L’importanza raggiunta in questi anni dalla visualizzazione architettonica 3D, è cresciuta a livelli sempre più alti, tanto da rappresentare oggi la forza trainante del design e del marketing architettonico.

Questo grazie soprattutto ad una restituzione grafica qualitativamente molto elevata che i nuovi software permettono di ottenere.

Si tratta indubbiamente di un mercato, quello della progettazione e delle costruzioni, assai competitivo, pertanto il dover aggiornarsi a nuovi sistemi e metodologie di comunicazione adattandosi ai cambiamenti, diventa per l’Architetto, una necessità per poter emergere nei confronti della concorrenza.

 

Immagini virtuali, siano esse rendering fotorealistici o visualizzazioni artistiche, rappresentano oggi una fondamentale esigenza per l’Architetto, in qualsiasi progetto di costruzione.

 

Sia che si operi in un contesto residenziale che commerciale, la visualizzazione architettonica 3D costituisce un elemento chiave per la progettazione e la presentazione.

 

Tra gli obiettivi dell’Architetto, vi è certamente quello di comunicare il proprio progetto nel modo più efficace al proprio cliente e in questo contesto, può diventare essenziale la scelta del metodo di visualizzazione 3D più appropriato, in grado di determinare, in taluni casi, il successo o il fallimento dell’intero progetto.

 

A differenza di quanto accadeva all’inizio, quando cioè le immagini virtuali prodotte con i primi software erano di scarsa qualità e dall’aspetto marcatamente piatto e banale, e quindi senza possibilità di scelta alcuna, oggi per illustrare un qualunque progetto architettonico, è possibile adottare due differenti tecniche: rendering fotorealistici o visualizzazioni artistiche.

 

OK, ma quale delle due tecniche scegliere?
Come fare per sapere se è più funzionale l’una o l’altra?
… e soprattutto, quale delle due versioni preferirebbe il cliente?

 

Entrambe le opzioni producono valide immagini virtuali, tuttavia esse presentano alcune sfumature che occorre considerare… vediamo di scoprirle insieme.

 

1.Rendering Fotorealistico

Il rendering fotorealistico é un’immagine generata dal computer che, attraverso l’illuminazione, le ombreggiature e le texture, è in grado di replicare o comunque tende a replicare, ciò che noi vedremmo nella realtà se ci trovassimo di fronte a quella scena, in natura.

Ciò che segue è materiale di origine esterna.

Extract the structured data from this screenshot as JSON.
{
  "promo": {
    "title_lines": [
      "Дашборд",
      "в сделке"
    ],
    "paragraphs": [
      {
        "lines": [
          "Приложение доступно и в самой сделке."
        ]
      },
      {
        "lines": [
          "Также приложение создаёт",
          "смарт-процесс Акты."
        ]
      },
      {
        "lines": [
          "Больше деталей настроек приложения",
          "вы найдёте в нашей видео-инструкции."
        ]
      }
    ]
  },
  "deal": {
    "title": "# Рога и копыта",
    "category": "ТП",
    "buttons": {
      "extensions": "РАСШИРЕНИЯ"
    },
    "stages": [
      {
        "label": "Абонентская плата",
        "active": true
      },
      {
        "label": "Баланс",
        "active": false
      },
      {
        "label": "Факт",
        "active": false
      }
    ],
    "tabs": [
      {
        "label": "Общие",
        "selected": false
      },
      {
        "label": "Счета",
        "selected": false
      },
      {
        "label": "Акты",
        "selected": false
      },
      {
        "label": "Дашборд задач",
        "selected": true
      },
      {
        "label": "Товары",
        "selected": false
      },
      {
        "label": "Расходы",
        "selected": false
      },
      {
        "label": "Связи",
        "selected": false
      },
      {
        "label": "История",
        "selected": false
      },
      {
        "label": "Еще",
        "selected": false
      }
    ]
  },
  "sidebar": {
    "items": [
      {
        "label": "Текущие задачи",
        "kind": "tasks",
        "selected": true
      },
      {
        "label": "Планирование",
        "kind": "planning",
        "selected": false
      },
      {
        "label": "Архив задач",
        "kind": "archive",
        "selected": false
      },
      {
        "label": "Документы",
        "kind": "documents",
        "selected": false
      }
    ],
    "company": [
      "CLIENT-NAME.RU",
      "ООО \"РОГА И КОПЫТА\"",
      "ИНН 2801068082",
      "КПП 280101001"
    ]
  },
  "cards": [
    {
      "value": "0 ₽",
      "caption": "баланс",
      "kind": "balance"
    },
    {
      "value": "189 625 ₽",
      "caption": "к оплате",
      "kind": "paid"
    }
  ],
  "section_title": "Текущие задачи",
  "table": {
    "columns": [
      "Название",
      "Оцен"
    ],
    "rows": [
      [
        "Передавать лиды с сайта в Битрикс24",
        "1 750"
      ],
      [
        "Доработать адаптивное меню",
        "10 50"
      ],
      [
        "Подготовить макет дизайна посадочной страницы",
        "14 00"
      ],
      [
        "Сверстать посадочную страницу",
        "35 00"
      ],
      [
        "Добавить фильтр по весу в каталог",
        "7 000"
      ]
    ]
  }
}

Per ottenere un tale risultato, il professionista del 3D, ha come obiettivo finale il fotorealismo, perciò studia l’immagine e la rappresenta quanto più realisticamente possibile utilizzando in modo adeguato gli strumenti tecnologici a disposizione.

Questo implica un’ottima conoscenza del software e un bagaglio di esperienza non indifferente.

Prendiamo il caso della rappresentazione virtuale di un edificio: esso dovrà apparire esattamente come se venisse fotografato nel modo reale, quindi anche con la vegetazione, se presente nel luogo, o altri elementi di contorno, senza che il professionista del 3D intervenga con effetti creativi sull’immagine finale.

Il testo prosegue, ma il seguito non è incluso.